Probably not. Plus: The most strategic age for a Supreme Court justice
Before I begin reviewing the contents of the mail/mayo jar, I want to note that this is the last fully free week of Very Serious. Starting next week, some content will remain free to all readers, and some (including a portion of the Mayonnaise Clinic) will be limited to paying subscribers.
Sara and I want to thank those of you who have become paying supporters of the newsletter and podcast, and also all of you who are reading and writing to us. This conversation is one of the most fun parts of this venture so far.
Now, on to the questions and answers.
How likely do you think it is that we see any permanent relief or reform (congressional or otherwise) for federal student debtors in the next five years? Because I graduated from college between 2006 and 2013, a lot of my federal debt (more than $25,000) is financed at a miserable 6.8% interest rate. I could cut that rate in half by refinancing privately right now, but doing so would mean giving up on federal borrower protections and the ongoing repayment freeze. Because the Fed will hike rates before the current repayment freeze ends, we’re in a “decision point” for this question — the best interest rates available this cycle are probably available right now.

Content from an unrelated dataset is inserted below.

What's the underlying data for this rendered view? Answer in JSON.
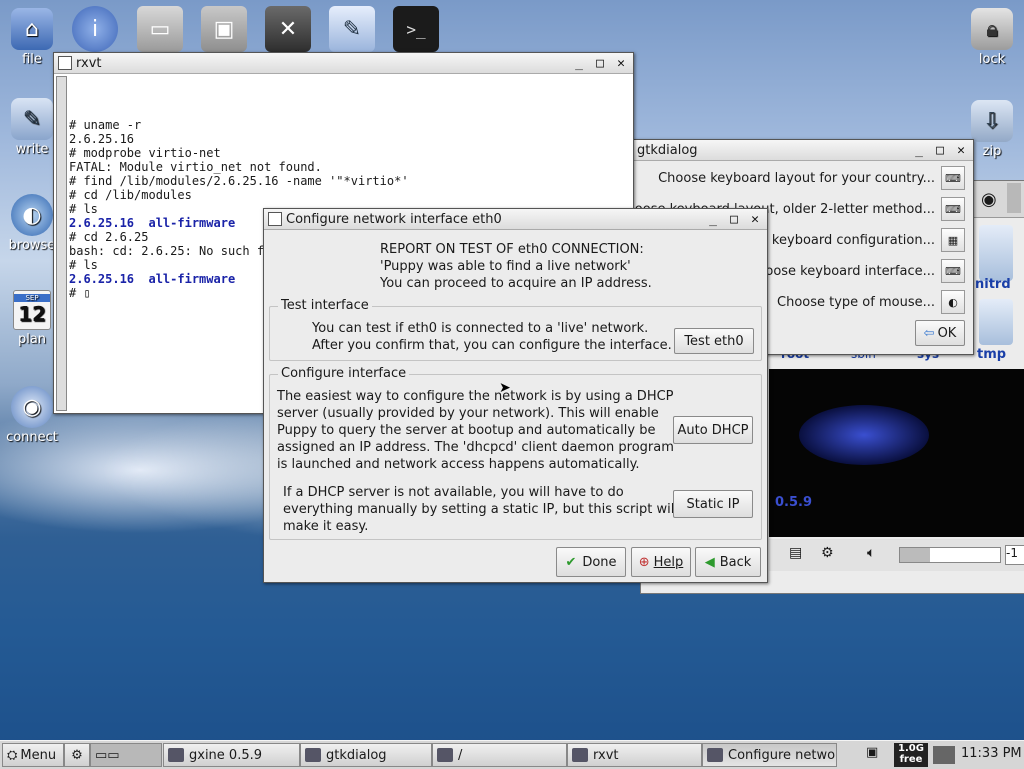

My short answer is I think the extent of student debt relief that’s likely in the coming years is between $0 and $10,000 per borrower, and probably much closer to $0 than $10,000. President Biden seems reluctant to seek legally questionable relief through executive action, and legislative relief didn’t even make it into the more ambitious versions of the Build Back Better legislative package, which won’t pass in anything close to its current form anyway. And Democrats are probably going to lose at least one house of Congress in the elections later this year.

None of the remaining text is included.